Sie haben auf den rückläufigen Trend bei der Credit Mobility hingewiesen. Was sind aus Ihrer Sicht die Gründe für diesen Trend? Sind Auslandsaufenthalte heutzutage weniger interessant für die Studierenden, als sie es noch vor 15 Jahren waren?
Die Zusammensetzung der Studierenden in Deutschland hat sich innerhalb der vergangenen 20 Jahre stark verändert: Es gibt heute beispielsweise deutlich mehr Teilzeitstudierende und nebenberuflich Studierende, wie auch Studierende aus nichtakademischen Elternhäusern als früher. Diese Studierendengruppen ziehen seltener für sich in Betracht, während des Studiums ins Ausland zu gehen – anders, als dies beispielsweise bei der durchschnittlichen Vollzeitstudentin aus akademischem Elternhaus der Fall ist.
In Deutschland wurde die Umstellung auf Bachelor- und Masterabschlüsse zu Beginn des neuen Jahrtausends zudem kommunikativ sehr stark mit dem Ziel der Reduzierung der Studiendauer verbunden. Gerade im Bachelorstudium hatten dadurch vermutlich viele Studierende das Gefühl, dass die Einhaltung der Regelstudienzeit im Zweifel wichtiger ist als ein Auslandsaufenthalt oder andere Zusatzqualifikationen.
Der Rückgang der Credit Mobility ist aber gleichzeitig kein rein deutsches Phänomen.
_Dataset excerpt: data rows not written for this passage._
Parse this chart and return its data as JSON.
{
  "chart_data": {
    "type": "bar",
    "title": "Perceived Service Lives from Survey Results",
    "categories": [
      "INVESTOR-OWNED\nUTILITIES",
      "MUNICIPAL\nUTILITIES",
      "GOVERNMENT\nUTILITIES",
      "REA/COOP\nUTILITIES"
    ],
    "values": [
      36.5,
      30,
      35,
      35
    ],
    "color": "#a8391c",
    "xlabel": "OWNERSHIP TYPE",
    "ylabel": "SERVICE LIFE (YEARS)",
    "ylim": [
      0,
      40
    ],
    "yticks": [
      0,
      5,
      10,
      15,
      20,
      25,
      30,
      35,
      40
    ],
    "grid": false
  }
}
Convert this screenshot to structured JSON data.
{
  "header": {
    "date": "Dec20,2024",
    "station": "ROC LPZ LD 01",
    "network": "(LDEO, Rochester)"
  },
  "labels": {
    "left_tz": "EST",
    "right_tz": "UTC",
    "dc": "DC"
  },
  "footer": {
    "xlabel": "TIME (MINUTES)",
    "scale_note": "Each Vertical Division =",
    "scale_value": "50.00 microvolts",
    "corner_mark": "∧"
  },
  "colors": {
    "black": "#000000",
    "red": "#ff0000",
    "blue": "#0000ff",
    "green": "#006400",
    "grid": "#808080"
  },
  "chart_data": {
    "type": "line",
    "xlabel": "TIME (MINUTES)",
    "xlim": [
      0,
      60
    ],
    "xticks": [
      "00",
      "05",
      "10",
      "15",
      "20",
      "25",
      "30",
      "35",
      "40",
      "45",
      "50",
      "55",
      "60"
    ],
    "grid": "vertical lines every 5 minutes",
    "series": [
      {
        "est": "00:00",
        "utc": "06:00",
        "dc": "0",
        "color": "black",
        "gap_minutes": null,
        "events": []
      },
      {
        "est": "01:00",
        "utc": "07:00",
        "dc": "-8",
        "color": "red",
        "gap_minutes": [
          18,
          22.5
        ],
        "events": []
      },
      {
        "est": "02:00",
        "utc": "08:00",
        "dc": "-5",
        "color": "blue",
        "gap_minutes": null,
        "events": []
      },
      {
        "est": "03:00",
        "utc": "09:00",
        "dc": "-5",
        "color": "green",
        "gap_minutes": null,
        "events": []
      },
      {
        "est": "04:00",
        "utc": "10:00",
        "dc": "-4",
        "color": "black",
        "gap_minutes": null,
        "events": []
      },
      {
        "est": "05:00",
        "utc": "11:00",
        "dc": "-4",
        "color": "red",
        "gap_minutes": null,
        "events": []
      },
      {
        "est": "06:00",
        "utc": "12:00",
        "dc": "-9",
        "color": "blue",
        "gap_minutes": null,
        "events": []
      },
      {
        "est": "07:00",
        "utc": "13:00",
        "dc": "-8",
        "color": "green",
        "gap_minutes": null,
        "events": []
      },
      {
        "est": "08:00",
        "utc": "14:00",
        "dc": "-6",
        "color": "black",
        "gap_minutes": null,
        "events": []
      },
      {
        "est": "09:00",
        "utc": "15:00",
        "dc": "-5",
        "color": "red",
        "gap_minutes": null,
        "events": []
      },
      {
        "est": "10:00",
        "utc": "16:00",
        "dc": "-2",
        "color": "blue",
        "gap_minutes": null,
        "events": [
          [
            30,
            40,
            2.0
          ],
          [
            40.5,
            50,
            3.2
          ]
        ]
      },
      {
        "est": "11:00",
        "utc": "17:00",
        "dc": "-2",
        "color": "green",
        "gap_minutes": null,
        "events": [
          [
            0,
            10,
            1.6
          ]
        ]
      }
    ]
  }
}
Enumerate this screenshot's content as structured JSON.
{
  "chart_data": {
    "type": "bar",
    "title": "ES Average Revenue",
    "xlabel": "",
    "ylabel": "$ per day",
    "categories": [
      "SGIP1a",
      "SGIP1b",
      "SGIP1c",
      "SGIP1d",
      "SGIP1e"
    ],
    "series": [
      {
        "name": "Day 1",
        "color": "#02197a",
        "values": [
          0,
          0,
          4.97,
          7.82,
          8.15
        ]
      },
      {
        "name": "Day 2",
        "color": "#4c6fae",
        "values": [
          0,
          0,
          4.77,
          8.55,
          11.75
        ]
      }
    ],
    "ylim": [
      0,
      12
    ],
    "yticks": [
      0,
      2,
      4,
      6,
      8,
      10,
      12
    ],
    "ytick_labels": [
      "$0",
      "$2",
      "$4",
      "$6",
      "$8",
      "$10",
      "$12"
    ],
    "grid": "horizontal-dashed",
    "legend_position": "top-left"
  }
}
Die Befunde der EUROSTUDENT-Befragungen zeigen, dass in fast allen europäischen Ländern ein vergleichbarer Trend zu beobachten ist. Auch vor diesem Hintergrund haben wir uns im DAAD vorgenommen, die Gründe für den Rückgang der Credit Mobility gemeinsam mit dem DZHW wissenschaftlich näher zu untersuchen.
Was sind aus Ihrer Sicht die wichtigsten Ansatzpunkte, um den rückläufigen Trend bei der Credit Mobility in Deutschland wieder umzukehren?
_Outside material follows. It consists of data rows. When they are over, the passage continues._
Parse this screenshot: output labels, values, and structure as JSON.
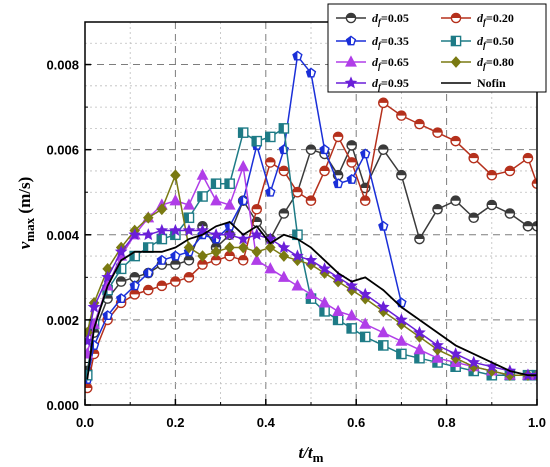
{
  "chart_data": {
    "type": "line",
    "xlabel": "t/t_m",
    "ylabel": "v_max (m/s)",
    "xlim": [
      0.0,
      1.0
    ],
    "ylim": [
      0.0,
      0.009
    ],
    "xticks": [
      0.0,
      0.2,
      0.4,
      0.6,
      0.8,
      1.0
    ],
    "yticks": [
      0.0,
      0.002,
      0.004,
      0.006,
      0.008
    ],
    "xtick_labels": [
      "0.0",
      "0.2",
      "0.4",
      "0.6",
      "0.8",
      "1.0"
    ],
    "ytick_labels": [
      "0.000",
      "0.002",
      "0.004",
      "0.006",
      "0.008"
    ],
    "grid": true,
    "legend_position": "top-right",
    "series": [
      {
        "name": "d_f=0.05",
        "name_var": "d",
        "name_sub": "f",
        "name_val": "=0.05",
        "color": "#3a3a3a",
        "marker": "half-circle",
        "x": [
          0.005,
          0.02,
          0.05,
          0.08,
          0.11,
          0.14,
          0.17,
          0.2,
          0.23,
          0.26,
          0.29,
          0.32,
          0.35,
          0.38,
          0.41,
          0.44,
          0.47,
          0.5,
          0.53,
          0.56,
          0.59,
          0.62,
          0.66,
          0.7,
          0.74,
          0.78,
          0.82,
          0.86,
          0.9,
          0.94,
          0.98,
          1.0
        ],
        "y": [
          0.0008,
          0.0017,
          0.0025,
          0.0029,
          0.003,
          0.0031,
          0.0033,
          0.0033,
          0.0034,
          0.0042,
          0.0037,
          0.004,
          0.0048,
          0.0043,
          0.0039,
          0.0045,
          0.005,
          0.006,
          0.0059,
          0.0054,
          0.0061,
          0.0051,
          0.006,
          0.0054,
          0.0039,
          0.0046,
          0.0048,
          0.0044,
          0.0047,
          0.0045,
          0.0042,
          0.0042
        ]
      },
      {
        "name": "d_f=0.20",
        "name_var": "d",
        "name_sub": "f",
        "name_val": "=0.20",
        "color": "#b5301c",
        "marker": "half-circle",
        "x": [
          0.005,
          0.02,
          0.05,
          0.08,
          0.11,
          0.14,
          0.17,
          0.2,
          0.23,
          0.26,
          0.29,
          0.32,
          0.35,
          0.38,
          0.41,
          0.44,
          0.47,
          0.5,
          0.53,
          0.56,
          0.59,
          0.62,
          0.66,
          0.7,
          0.74,
          0.78,
          0.82,
          0.86,
          0.9,
          0.94,
          0.98,
          1.0
        ],
        "y": [
          0.0004,
          0.0012,
          0.002,
          0.0024,
          0.0026,
          0.0027,
          0.0028,
          0.0029,
          0.003,
          0.0033,
          0.0034,
          0.0035,
          0.0034,
          0.0046,
          0.0057,
          0.0055,
          0.005,
          0.0048,
          0.0055,
          0.0063,
          0.0057,
          0.0048,
          0.0071,
          0.0068,
          0.0066,
          0.0064,
          0.0062,
          0.0058,
          0.0054,
          0.0055,
          0.0058,
          0.0052
        ]
      },
      {
        "name": "d_f=0.35",
        "name_var": "d",
        "name_sub": "f",
        "name_val": "=0.35",
        "color": "#1a2fd8",
        "marker": "pentagon",
        "x": [
          0.005,
          0.02,
          0.05,
          0.08,
          0.11,
          0.14,
          0.17,
          0.2,
          0.23,
          0.26,
          0.29,
          0.32,
          0.35,
          0.38,
          0.41,
          0.44,
          0.47,
          0.5,
          0.53,
          0.56,
          0.59,
          0.62,
          0.66,
          0.7
        ],
        "y": [
          0.0006,
          0.0014,
          0.0021,
          0.0025,
          0.0028,
          0.0031,
          0.0034,
          0.0035,
          0.0036,
          0.004,
          0.0039,
          0.0042,
          0.0048,
          0.0061,
          0.005,
          0.006,
          0.0082,
          0.0078,
          0.006,
          0.0052,
          0.0053,
          0.0059,
          0.0042,
          0.0024
        ]
      },
      {
        "name": "d_f=0.50",
        "name_var": "d",
        "name_sub": "f",
        "name_val": "=0.50",
        "color": "#1e7b86",
        "marker": "half-square",
        "x": [
          0.005,
          0.02,
          0.05,
          0.08,
          0.11,
          0.14,
          0.17,
          0.2,
          0.23,
          0.26,
          0.29,
          0.32,
          0.35,
          0.38,
          0.41,
          0.44,
          0.47,
          0.5,
          0.53,
          0.56,
          0.59,
          0.62,
          0.66,
          0.7,
          0.74,
          0.78,
          0.82,
          0.86,
          0.9,
          0.94,
          0.98,
          1.0
        ],
        "y": [
          0.0007,
          0.0019,
          0.0027,
          0.0032,
          0.0035,
          0.0037,
          0.0039,
          0.004,
          0.0044,
          0.0049,
          0.0052,
          0.0052,
          0.0064,
          0.0062,
          0.0063,
          0.0065,
          0.004,
          0.0025,
          0.0022,
          0.002,
          0.0018,
          0.0016,
          0.0014,
          0.0012,
          0.0011,
          0.001,
          0.0009,
          0.0008,
          0.0007,
          0.0007,
          0.0007,
          0.0007
        ]
      },
      {
        "name": "d_f=0.65",
        "name_var": "d",
        "name_sub": "f",
        "name_val": "=0.65",
        "color": "#b03ee8",
        "marker": "triangle",
        "x": [
          0.005,
          0.02,
          0.05,
          0.08,
          0.11,
          0.14,
          0.17,
          0.2,
          0.23,
          0.26,
          0.29,
          0.32,
          0.35,
          0.38,
          0.41,
          0.44,
          0.47,
          0.5,
          0.53,
          0.56,
          0.59,
          0.62,
          0.66,
          0.7,
          0.74,
          0.78,
          0.82,
          0.86,
          0.9,
          0.94,
          0.98,
          1.0
        ],
        "y": [
          0.0012,
          0.0019,
          0.0028,
          0.0035,
          0.004,
          0.0044,
          0.0047,
          0.0048,
          0.0047,
          0.0054,
          0.0048,
          0.0047,
          0.0056,
          0.0034,
          0.0032,
          0.003,
          0.0028,
          0.0026,
          0.0024,
          0.0022,
          0.0021,
          0.0019,
          0.0017,
          0.0015,
          0.0013,
          0.0011,
          0.001,
          0.0009,
          0.0008,
          0.0007,
          0.0007,
          0.0007
        ]
      },
      {
        "name": "d_f=0.80",
        "name_var": "d",
        "name_sub": "f",
        "name_val": "=0.80",
        "color": "#7a7a12",
        "marker": "diamond",
        "x": [
          0.005,
          0.02,
          0.05,
          0.08,
          0.11,
          0.14,
          0.17,
          0.2,
          0.23,
          0.26,
          0.29,
          0.32,
          0.35,
          0.38,
          0.41,
          0.44,
          0.47,
          0.5,
          0.53,
          0.56,
          0.59,
          0.62,
          0.66,
          0.7,
          0.74,
          0.78,
          0.82,
          0.86,
          0.9,
          0.94,
          0.98,
          1.0
        ],
        "y": [
          0.0017,
          0.0024,
          0.0032,
          0.0037,
          0.0041,
          0.0044,
          0.0046,
          0.0054,
          0.0037,
          0.0035,
          0.0036,
          0.0037,
          0.0037,
          0.0036,
          0.0037,
          0.0035,
          0.0034,
          0.0033,
          0.0031,
          0.0029,
          0.0027,
          0.0025,
          0.0022,
          0.0019,
          0.0016,
          0.0013,
          0.0011,
          0.0009,
          0.0008,
          0.0007,
          0.0007,
          0.0007
        ]
      },
      {
        "name": "d_f=0.95",
        "name_var": "d",
        "name_sub": "f",
        "name_val": "=0.95",
        "color": "#6a1fd8",
        "marker": "star",
        "x": [
          0.005,
          0.02,
          0.05,
          0.08,
          0.11,
          0.14,
          0.17,
          0.2,
          0.23,
          0.26,
          0.29,
          0.32,
          0.35,
          0.38,
          0.41,
          0.44,
          0.47,
          0.5,
          0.53,
          0.56,
          0.59,
          0.62,
          0.66,
          0.7,
          0.74,
          0.78,
          0.82,
          0.86,
          0.9,
          0.94,
          0.98,
          1.0
        ],
        "y": [
          0.0015,
          0.0023,
          0.003,
          0.0036,
          0.004,
          0.004,
          0.0041,
          0.0041,
          0.0041,
          0.0041,
          0.004,
          0.004,
          0.0039,
          0.004,
          0.0039,
          0.0037,
          0.0035,
          0.0034,
          0.0032,
          0.003,
          0.0028,
          0.0026,
          0.0023,
          0.002,
          0.0017,
          0.0014,
          0.0012,
          0.001,
          0.0009,
          0.0008,
          0.0007,
          0.0007
        ]
      },
      {
        "name": "Nofin",
        "color": "#000000",
        "marker": "none",
        "x": [
          0.005,
          0.02,
          0.05,
          0.08,
          0.11,
          0.14,
          0.17,
          0.2,
          0.23,
          0.26,
          0.29,
          0.32,
          0.35,
          0.38,
          0.41,
          0.44,
          0.47,
          0.5,
          0.53,
          0.56,
          0.59,
          0.62,
          0.66,
          0.7,
          0.74,
          0.78,
          0.82,
          0.86,
          0.9,
          0.94,
          0.98,
          1.0
        ],
        "y": [
          0.0006,
          0.0018,
          0.0028,
          0.0034,
          0.0036,
          0.0036,
          0.0036,
          0.0037,
          0.0039,
          0.004,
          0.0042,
          0.0043,
          0.004,
          0.0042,
          0.0038,
          0.004,
          0.0039,
          0.0037,
          0.0034,
          0.0031,
          0.0029,
          0.003,
          0.0027,
          0.0023,
          0.002,
          0.0017,
          0.0014,
          0.0012,
          0.001,
          0.0008,
          0.0007,
          0.0007
        ]
      }
    ]
  }
}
Wir müssen den Studierenden vermitteln, wie wichtig Auslandsaufenthalte in einer globalisierten Welt sind. Befragungsdaten zeigen, dass viele Studierende heute einem studienbezogenen Auslandsaufenthalt eine niedrigere Bedeutung für die persönliche und berufliche Entwicklung beimessen, als dies noch vor 15 oder 20 Jahren der Fall war. Mit der Kampagne „studieren weltweit – ERLEBE ES!“ wirkt der DAAD diesem Trend entgegen. Denn wir sind überzeugt davon, dass internationale Studienerfahrungen vor dem Hintergrund der heutigen gesellschaftlichen Herausforderungen wichtiger sind denn je.
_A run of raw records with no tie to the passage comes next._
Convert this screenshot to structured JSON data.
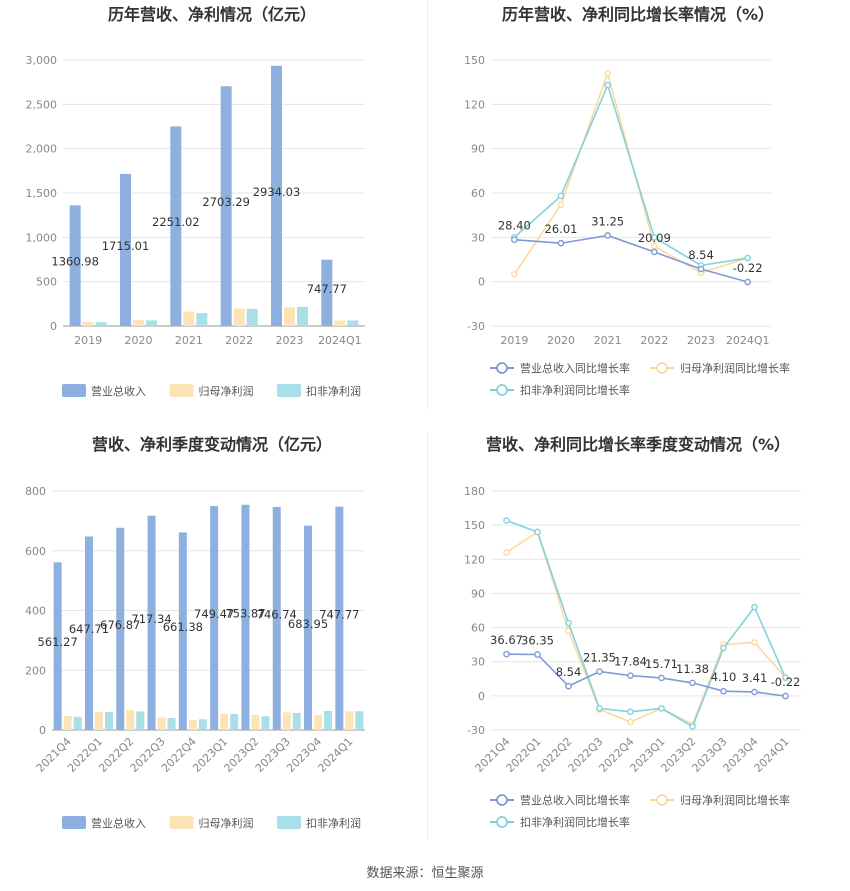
{
  "charts": [
    {
      "type": "bar",
      "title": "历年营收、净利情况（亿元）",
      "categories": [
        "2019",
        "2020",
        "2021",
        "2022",
        "2023",
        "2024Q1"
      ],
      "ylim": [
        0,
        3000
      ],
      "yticks": [
        0,
        500,
        1000,
        1500,
        2000,
        2500,
        3000
      ],
      "ytick_labels": [
        "0",
        "500",
        "1,000",
        "1,500",
        "2,000",
        "2,500",
        "3,000"
      ],
      "series": [
        {
          "name": "营业总收入",
          "color": "#8eb0de",
          "values": [
            1360.98,
            1715.01,
            2251.02,
            2703.29,
            2934.03,
            747.77
          ],
          "labels": [
            "1360.98",
            "1715.01",
            "2251.02",
            "2703.29",
            "2934.03",
            "747.77"
          ]
        },
        {
          "name": "归母净利润",
          "color": "#fde4b4",
          "values": [
            45,
            66,
            162,
            198,
            212,
            63
          ]
        },
        {
          "name": "扣非净利润",
          "color": "#a9e0e8",
          "values": [
            43,
            64,
            145,
            193,
            216,
            63
          ]
        }
      ]
    },
    {
      "type": "line",
      "title": "历年营收、净利同比增长率情况（%）",
      "categories": [
        "2019",
        "2020",
        "2021",
        "2022",
        "2023",
        "2024Q1"
      ],
      "ylim": [
        -30,
        150
      ],
      "yticks": [
        -30,
        0,
        30,
        60,
        90,
        120,
        150
      ],
      "ytick_labels": [
        "-30",
        "0",
        "30",
        "60",
        "90",
        "120",
        "150"
      ],
      "series": [
        {
          "name": "营业总收入同比增长率",
          "color": "#7f9bd4",
          "values": [
            28.4,
            26.01,
            31.25,
            20.09,
            8.54,
            -0.22
          ],
          "labels": [
            "28.40",
            "26.01",
            "31.25",
            "20.09",
            "8.54",
            "-0.22"
          ]
        },
        {
          "name": "归母净利润同比增长率",
          "color": "#fdd9a0",
          "values": [
            5,
            52,
            141,
            24,
            6,
            16
          ]
        },
        {
          "name": "扣非净利润同比增长率",
          "color": "#7fd3da",
          "values": [
            30,
            58,
            133,
            30,
            11,
            16
          ]
        }
      ]
    },
    {
      "type": "bar",
      "title": "营收、净利季度变动情况（亿元）",
      "categories": [
        "2021Q4",
        "2022Q1",
        "2022Q2",
        "2022Q3",
        "2022Q4",
        "2023Q1",
        "2023Q2",
        "2023Q3",
        "2023Q4",
        "2024Q1"
      ],
      "ylim": [
        0,
        800
      ],
      "yticks": [
        0,
        200,
        400,
        600,
        800
      ],
      "ytick_labels": [
        "0",
        "200",
        "400",
        "600",
        "800"
      ],
      "series": [
        {
          "name": "营业总收入",
          "color": "#8eb0de",
          "values": [
            561.27,
            647.71,
            676.87,
            717.34,
            661.38,
            749.47,
            753.87,
            746.74,
            683.95,
            747.77
          ],
          "labels": [
            "561.27",
            "647.71",
            "676.87",
            "717.34",
            "661.38",
            "749.47",
            "753.87",
            "746.74",
            "683.95",
            "747.77"
          ]
        },
        {
          "name": "归母净利润",
          "color": "#fde4b4",
          "values": [
            47,
            61,
            67,
            42,
            33,
            55,
            50,
            59,
            50,
            63
          ]
        },
        {
          "name": "扣非净利润",
          "color": "#a9e0e8",
          "values": [
            44,
            60,
            62,
            40,
            36,
            54,
            46,
            57,
            64,
            63
          ]
        }
      ]
    },
    {
      "type": "line",
      "title": "营收、净利同比增长率季度变动情况（%）",
      "categories": [
        "2021Q4",
        "2022Q1",
        "2022Q2",
        "2022Q3",
        "2022Q4",
        "2023Q1",
        "2023Q2",
        "2023Q3",
        "2023Q4",
        "2024Q1"
      ],
      "ylim": [
        -30,
        180
      ],
      "yticks": [
        -30,
        0,
        30,
        60,
        90,
        120,
        150,
        180
      ],
      "ytick_labels": [
        "-30",
        "0",
        "30",
        "60",
        "90",
        "120",
        "150",
        "180"
      ],
      "series": [
        {
          "name": "营业总收入同比增长率",
          "color": "#7f9bd4",
          "values": [
            36.67,
            36.35,
            8.54,
            21.35,
            17.84,
            15.71,
            11.38,
            4.1,
            3.41,
            -0.22
          ],
          "labels": [
            "36.67",
            "36.35",
            "8.54",
            "21.35",
            "17.84",
            "15.71",
            "11.38",
            "4.10",
            "3.41",
            "-0.22"
          ]
        },
        {
          "name": "归母净利润同比增长率",
          "color": "#fdd9a0",
          "values": [
            126,
            144,
            57,
            -12,
            -23,
            -11,
            -25,
            45,
            47,
            16
          ]
        },
        {
          "name": "扣非净利润同比增长率",
          "color": "#7fd3da",
          "values": [
            154,
            144,
            64,
            -11,
            -14,
            -11,
            -27,
            42,
            78,
            16
          ]
        }
      ]
    }
  ],
  "source": "数据来源：恒生聚源"
}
Da unsere Zielgruppe diverser geworden ist, müssen wir auch unser Angebot an diese gestiegene Diversität anpassen. Für viele Studierende sind beispielsweise längere Auslandsaufenthalte nicht umsetzbar, häufig auch aufgrund sozialer Verpflichtungen. Diesen Personen müssen wir flexible Mobilitätsangebote machen, die zu ihrer Lebenswirklichkeit passen.
Glücklicherweise helfen uns bei der Anpassung unseres Angebotsportfolios die zunehmenden Möglichkeiten digitaler Instrumente. Hier hat gerade auch die Coronapandemie gezeigt, dass sehr viel mehr digital möglich ist, als man dies vor der Pandemie für möglich gehalten hat. Unsere bisherige Erfahrung zeigt dabei, dass besonders die kluge Verbindung von virtuellen und physischen Austausch- und Mobilitätsformaten erfolgversprechend ist. Gerade in dieser Kombination liegt aus unserer Sicht der Schlüssel zur Trendwende bei der Entwicklung der Credit Mobility.